The readdelimited function takes a Vector of delimited-text strings and parses them into annotations on sentences, verbal expressions, and individual tokens. (See the page on delimited-text format for details of its structure.)

The test/data directory of this repository has a test file with syntactic annotations on sentences from Lysias 1.

f = joinpath(root, "test", "data", "Lysias1.6ff.cex")
"/home/runner/work/GreekSyntax.jl/GreekSyntax.jl/test/data/Lysias1.6ff.cex"

You can read it with the standard Julia function readlines, and pass this directly to readdelimited.

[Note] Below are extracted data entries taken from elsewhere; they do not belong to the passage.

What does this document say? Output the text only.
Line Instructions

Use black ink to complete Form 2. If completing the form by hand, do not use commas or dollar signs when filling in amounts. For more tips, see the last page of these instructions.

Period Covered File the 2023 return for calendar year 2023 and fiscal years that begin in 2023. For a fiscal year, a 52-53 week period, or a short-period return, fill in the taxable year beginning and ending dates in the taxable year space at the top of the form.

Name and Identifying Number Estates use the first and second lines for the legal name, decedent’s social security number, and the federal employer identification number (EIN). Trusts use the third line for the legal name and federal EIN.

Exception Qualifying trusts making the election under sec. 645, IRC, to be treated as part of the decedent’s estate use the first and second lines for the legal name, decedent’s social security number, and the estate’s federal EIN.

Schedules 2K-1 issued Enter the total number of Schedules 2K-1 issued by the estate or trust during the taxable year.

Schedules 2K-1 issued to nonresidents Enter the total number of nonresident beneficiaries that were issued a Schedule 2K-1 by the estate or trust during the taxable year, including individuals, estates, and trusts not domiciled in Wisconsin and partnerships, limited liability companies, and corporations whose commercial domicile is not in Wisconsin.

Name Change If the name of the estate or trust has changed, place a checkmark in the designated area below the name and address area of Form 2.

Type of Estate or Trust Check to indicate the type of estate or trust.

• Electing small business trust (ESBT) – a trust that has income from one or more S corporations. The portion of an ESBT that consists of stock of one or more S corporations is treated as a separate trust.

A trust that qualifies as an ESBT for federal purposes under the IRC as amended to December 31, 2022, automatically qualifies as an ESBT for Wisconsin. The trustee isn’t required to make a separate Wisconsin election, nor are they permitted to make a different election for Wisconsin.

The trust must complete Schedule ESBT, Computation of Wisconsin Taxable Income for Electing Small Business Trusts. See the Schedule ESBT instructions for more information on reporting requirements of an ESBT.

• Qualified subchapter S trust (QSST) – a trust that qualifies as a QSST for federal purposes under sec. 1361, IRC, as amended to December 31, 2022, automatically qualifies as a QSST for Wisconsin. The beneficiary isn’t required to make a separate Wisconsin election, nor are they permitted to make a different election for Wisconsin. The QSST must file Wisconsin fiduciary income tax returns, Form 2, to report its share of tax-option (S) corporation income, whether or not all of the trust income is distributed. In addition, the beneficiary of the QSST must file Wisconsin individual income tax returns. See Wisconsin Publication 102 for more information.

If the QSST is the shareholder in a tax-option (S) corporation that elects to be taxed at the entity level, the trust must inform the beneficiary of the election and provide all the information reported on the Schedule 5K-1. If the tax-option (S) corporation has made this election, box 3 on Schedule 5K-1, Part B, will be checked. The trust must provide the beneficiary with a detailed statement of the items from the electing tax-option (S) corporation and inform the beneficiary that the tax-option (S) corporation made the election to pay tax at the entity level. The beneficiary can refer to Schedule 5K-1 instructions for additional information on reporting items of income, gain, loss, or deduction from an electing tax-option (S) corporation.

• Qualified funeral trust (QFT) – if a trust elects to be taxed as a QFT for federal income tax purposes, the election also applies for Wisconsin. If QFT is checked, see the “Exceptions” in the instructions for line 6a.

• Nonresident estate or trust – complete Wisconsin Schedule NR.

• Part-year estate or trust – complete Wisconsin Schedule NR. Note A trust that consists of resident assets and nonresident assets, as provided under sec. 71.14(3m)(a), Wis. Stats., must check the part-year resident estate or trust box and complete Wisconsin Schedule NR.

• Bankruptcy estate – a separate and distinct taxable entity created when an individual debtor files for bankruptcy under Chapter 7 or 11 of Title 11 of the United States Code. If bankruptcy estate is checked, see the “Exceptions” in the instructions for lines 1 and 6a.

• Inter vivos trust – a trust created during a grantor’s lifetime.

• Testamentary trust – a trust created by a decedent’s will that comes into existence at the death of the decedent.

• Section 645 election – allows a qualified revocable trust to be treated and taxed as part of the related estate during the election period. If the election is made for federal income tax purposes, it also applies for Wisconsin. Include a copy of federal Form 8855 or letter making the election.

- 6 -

The result is a tuple with three vectors respectively containing annotations for sentences, verbal expressions and individual tokens.

using GreekSyntax
(sentences, verbalunits, tokens) = readlines(f) |> readdelimited
length(sentences)
3
length(verbalunits)
16
length(tokens)
87

It is equally easy to retrieve a source from a URL. Here is a set of annottions from the eagl-texts repository:

url = "https://raw.githubusercontent.com/neelsmith/eagl-texts/main/annotations/Lysias1_annotations.cex"

using Downloads
(remote_sentences, remote_verbalunits, remote_tokens) = Downloads.download(url) |> readlines |> readdelimited
length(remote_sentences)
64
length(remote_verbalunits)
268
length(remote_tokens)
1214